Melvins
w/ Redd Kross
Doors 7pm | Show 7:30pm | $30 + Dice fees | 16+
— THE MELVINS—The Melvins are one of modern music’s most influential bands. Having formed in 1983 Montesano, Washington, the group – founded by vocalist/guitarist Buzz Osborne, with drummer Dale Crover joining a year later – has been credited with merging the worlds of punk rock and heavy music, forming a new subgenre all their own. Over their 40-plus-year career, they’ve released more than 30 original albums, numerous live records, and far too many to count singles and rarities. Recent releases include 2024’s Tarantula Heart, a really good collection of what the Melvins do, what they can do and what they want to do, and Five Legged Dog (2021), an ambitious 36-track acoustic collection that reimagines their heaviest songs alongside covers of their favorite artists. Throughout their discography, the Melvins have collaborated with Jello Biafra, Mudhoney, and Fantômas for individual releases and toured the world many times over. Remarkably, they had the misfortune to be in both Christchurch and Tokyo for their 2011 earthquakes. In 2012, the Melvins completed the “51 States in 51 Days” (50 states +DC) tour, which was chronicled in the film “Across The USA in 51 Days.” The current incarnation of the band is Osborne, Crover, and Steven McDonald (Redd Kross). Previous line- ups included a pairing of Osborne and Crover with Jared Warren and Coady Willis of Big Business, a four-piece featuring the current trio plus Butthole Surfers’ Jeff Pinkus, as well as Melvins Lite, which partners Osborne and Crover with Mr. Bungle’s Trevor Dunn. Sometimes, if you’re extra lucky, one version of the Melvins will open for the Melvins.
—REDD KROSS—In 1979, two school-kids all hopped-up on punk-rock started their own group in their hometown of Hawthorne, Los Angeles (birthplace of the Beach Boys) and soon found themselves opening shows for notorious scene pioneers Black Flag. Jeff McDonald was 15, his brother Steven only 11. But that didn’t stop their group from becoming one of the most remarkable, enduring and unique outfits punk- rock ever belched up.

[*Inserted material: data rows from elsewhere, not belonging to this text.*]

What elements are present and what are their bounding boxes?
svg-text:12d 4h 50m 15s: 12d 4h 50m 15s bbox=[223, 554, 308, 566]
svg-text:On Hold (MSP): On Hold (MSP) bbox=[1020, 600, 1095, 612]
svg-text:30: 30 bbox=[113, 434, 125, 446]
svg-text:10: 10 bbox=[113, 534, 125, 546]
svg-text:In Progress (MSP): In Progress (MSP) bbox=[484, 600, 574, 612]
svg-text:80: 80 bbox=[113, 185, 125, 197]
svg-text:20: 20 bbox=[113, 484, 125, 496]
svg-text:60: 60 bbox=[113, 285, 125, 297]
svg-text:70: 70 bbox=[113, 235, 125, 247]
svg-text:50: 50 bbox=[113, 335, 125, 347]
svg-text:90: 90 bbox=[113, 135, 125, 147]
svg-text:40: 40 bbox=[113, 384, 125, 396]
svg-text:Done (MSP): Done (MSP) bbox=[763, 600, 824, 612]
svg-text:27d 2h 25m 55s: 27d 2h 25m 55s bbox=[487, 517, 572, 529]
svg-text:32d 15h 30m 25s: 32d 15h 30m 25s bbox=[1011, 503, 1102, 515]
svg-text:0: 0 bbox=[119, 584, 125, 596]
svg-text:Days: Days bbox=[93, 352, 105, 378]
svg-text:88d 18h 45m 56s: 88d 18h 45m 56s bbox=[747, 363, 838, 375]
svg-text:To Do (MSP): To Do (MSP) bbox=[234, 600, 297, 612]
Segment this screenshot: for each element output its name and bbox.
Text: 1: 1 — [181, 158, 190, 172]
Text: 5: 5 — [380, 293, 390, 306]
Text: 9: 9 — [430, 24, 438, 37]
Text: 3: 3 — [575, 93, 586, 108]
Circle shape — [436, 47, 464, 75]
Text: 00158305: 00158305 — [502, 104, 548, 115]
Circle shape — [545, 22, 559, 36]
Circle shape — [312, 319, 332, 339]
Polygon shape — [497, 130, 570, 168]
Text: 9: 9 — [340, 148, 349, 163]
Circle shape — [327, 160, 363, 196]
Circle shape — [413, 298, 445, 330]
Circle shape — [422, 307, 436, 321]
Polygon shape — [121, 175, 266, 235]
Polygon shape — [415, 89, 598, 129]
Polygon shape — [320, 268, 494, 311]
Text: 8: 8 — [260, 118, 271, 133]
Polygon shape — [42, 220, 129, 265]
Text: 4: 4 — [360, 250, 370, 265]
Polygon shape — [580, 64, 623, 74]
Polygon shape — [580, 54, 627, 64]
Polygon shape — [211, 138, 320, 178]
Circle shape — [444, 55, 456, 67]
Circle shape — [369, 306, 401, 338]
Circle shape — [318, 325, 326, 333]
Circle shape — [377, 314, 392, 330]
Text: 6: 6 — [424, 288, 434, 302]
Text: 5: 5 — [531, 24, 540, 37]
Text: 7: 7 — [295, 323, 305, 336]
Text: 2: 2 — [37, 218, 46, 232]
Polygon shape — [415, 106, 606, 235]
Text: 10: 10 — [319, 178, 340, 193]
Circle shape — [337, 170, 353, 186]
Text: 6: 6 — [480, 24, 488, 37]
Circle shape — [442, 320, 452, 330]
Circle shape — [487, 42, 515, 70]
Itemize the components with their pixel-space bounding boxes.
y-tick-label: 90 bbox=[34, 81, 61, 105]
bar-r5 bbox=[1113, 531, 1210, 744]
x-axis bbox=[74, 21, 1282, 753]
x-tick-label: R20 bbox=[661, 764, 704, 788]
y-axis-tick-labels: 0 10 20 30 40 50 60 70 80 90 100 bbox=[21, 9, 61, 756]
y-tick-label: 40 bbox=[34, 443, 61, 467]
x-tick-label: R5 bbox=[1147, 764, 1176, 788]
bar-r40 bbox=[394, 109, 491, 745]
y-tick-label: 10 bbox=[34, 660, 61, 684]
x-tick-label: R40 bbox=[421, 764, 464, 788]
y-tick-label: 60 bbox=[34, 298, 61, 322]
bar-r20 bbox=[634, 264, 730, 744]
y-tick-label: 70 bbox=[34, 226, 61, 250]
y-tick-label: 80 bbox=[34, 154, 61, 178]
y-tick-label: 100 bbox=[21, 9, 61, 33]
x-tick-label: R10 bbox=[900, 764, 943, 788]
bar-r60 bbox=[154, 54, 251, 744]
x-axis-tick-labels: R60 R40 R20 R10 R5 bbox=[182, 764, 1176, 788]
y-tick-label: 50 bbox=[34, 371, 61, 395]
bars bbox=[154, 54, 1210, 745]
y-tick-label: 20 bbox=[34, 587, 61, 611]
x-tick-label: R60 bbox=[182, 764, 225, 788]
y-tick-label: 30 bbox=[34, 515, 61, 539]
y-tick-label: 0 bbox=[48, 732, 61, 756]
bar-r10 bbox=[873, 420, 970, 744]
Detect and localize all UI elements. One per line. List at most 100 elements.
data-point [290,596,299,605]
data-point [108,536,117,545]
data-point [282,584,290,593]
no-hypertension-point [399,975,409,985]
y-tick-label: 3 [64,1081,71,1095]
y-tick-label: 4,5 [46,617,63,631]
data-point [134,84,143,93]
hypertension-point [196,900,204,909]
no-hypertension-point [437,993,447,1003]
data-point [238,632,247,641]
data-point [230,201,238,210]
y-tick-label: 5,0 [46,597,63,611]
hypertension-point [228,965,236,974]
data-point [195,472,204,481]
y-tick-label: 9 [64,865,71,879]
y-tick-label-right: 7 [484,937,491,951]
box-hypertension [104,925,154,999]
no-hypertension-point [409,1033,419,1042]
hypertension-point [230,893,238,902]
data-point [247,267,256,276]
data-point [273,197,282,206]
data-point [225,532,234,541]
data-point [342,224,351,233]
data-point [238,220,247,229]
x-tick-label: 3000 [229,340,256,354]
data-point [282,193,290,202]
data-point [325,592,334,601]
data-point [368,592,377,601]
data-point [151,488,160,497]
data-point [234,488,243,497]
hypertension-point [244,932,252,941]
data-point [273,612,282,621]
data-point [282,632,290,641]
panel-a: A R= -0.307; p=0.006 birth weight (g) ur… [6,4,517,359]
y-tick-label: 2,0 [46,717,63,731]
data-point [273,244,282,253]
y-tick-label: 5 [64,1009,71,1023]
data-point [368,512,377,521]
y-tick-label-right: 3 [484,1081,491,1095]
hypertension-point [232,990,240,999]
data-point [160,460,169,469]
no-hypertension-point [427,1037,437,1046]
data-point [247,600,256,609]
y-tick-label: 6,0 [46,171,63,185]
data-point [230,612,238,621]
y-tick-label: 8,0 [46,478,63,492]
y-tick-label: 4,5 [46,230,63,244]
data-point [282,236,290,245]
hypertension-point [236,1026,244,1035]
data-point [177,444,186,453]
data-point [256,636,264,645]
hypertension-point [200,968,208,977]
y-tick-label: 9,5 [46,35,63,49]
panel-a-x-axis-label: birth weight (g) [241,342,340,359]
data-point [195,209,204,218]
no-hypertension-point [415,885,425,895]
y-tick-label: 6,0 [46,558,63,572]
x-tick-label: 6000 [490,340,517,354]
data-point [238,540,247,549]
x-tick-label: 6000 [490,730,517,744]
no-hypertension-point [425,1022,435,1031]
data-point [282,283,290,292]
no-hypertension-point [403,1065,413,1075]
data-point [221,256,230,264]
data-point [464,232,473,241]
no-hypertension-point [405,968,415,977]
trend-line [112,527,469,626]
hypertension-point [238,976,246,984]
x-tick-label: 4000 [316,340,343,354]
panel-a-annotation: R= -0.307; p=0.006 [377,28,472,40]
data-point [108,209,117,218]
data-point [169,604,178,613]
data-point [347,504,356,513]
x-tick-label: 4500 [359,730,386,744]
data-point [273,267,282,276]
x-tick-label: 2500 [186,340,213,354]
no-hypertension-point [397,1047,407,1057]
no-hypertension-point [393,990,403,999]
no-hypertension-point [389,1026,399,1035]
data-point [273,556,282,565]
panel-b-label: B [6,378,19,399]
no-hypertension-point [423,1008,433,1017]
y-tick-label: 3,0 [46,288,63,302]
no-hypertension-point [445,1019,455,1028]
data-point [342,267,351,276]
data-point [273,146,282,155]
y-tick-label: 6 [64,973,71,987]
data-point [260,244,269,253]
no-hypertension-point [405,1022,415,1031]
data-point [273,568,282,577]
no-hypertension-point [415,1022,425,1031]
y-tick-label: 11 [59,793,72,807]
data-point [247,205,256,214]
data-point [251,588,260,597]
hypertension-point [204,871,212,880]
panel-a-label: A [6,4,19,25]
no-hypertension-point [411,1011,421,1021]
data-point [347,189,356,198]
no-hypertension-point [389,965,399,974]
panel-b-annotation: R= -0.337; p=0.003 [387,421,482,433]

2024, then, marks Redd Kross’s 45th birthday – an important anniversary for any group whose heart pulses at 45RPM – and the brothers are celebrating the event with a veritable multimedia extravaganza. There’s a memoir, Now You’re One Of Us, due in November, author Dan Epstein telling the group’s story in the McDonalds’ unmistakable (and occasionally contrary) voices. A brilliant rockumentary, Born Innocent, directed by Andrew Reich, will premiere later in the year. Most exciting of all, a new album – an eponymous double-album, no less, packed with 18 of their sharpest, most addictive songs yet – will hit the racks, courtesy of In The Red Records. These years of joyful service to rock’n’roll have seen Redd Kross evolve into a killer pop-rock concern, dealing in dayglo power-chords, choruses as tall as skyscrapers and a lyric sheet thick with acid couplets and arch pop- cultural references their loyal following will gobble up like quaaludes.